Wednesday, April 15, 2009

Confusing the meerkat

It’s a funny thing, insurance. Well, it is until you you have to pay for it.
Or indeed, until you have to explain it to someone who never has had to pay for it.
“Daaaad, what’s car insurance?” ask the little ones, as yet another price comparison advert comes on the telly. How best to explain while protecting their innocence?
Well, a good way to teach is in parables: you use an example of something that your pupil is already familiar with in order to explain something more complicated and abstract that they don’t yet understand.
And luckily the younger brethren have a ready-made example right in front of them, in the form of the Grand National.
For was it not their very own dad who a couple of weeks ago forked out his hard-earned dosh on a number of promising nags (well, their names sounded promising), all but one of whom ended up as also-rans, and the other of whom (top grammar) brought home the princely sum of £3 as a disappointing each-way shot?
They understood that all right – or at least they understood the post-race cursing. So why shouldn’t they understand premiums, no-claims bonuses, excesses and courtesy cars?
Because, with apologies to Terry Pratchett, and his “inn-sewer-ants” joke, insurance is nothing more than institutionalised gambling.
You have a middle-sized car and a comparatively small amount of money. The insurance company has a comparatively large amount of money and maybe a courtesy car, which is never as good as yours.
You bet your money that your car will get nicked, or hit by someone else’s dodgy motor after they left the handbrake off at the top of a hill, or blown away to the Land of Oz in a tornado, or one of the other nasty things that insurance companies threaten you with to try to make you sign up with them.
The insurance company bets big money that none of these things will happen, and that your car will survive the year without being TDA’d, scraped or twistered.
You pay your stake (sorry, premium), and if you win the bet you can claim the big payout, which you then get to spend on another car.
The insurance firm meanwhile has taken your money, bundled it up with all the other punters’ dough and laid off an enormous bet on the re-insurance market, which is not explicable by graphs, pie charts, Venn diagrams or any other means at the disposal of your average parent.
Not even rich godfather, who works in it, has ever been able to explain said market to anyone’s satisfaction.
By this point though the kids are starting to lose interest, if not the plot. “Daaaaad, what’s a meerkat?” they venture. “Daaaaad, why are all those scary people staring into webcams on confused.com?”
Again, these questions are best answered in parables.
For it came to pass that a company looked upon the profits made by the insurance companies and saw that they were good, yea even amid a crunching of credit.
And the company said “Lo, let us dress up a cute desert-dwelling member of the mongoose family in a velvet smoking jacket.

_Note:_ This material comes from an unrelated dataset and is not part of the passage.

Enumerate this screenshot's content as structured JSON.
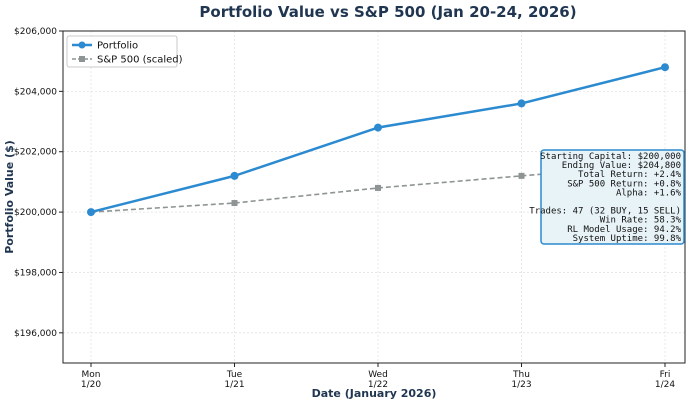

And lo, let us give it a fake middle European accent and put it in an advert, for verily the punters can’t get enough of that anthropomorphic stuff, like unto the tea-swilling chimps and the bogroll-unrolling puppies. And lo, let us take a tithe of the insurance companies’ wonga even unto ourselves. Lo, lo and thrice lo.”
And the people did look upon the advert, and saw that it was passing good, at least the first time they saw it. But verily, after threescore viewings and ten, they grew vexed and weary with it, and threw the cat at the telly.
“Daaaad....”
A lightly trimmed version of this is due to be my column in The Bath Chronicle on April 16 2009. Or April 19, as I keep thinking of it for some reason.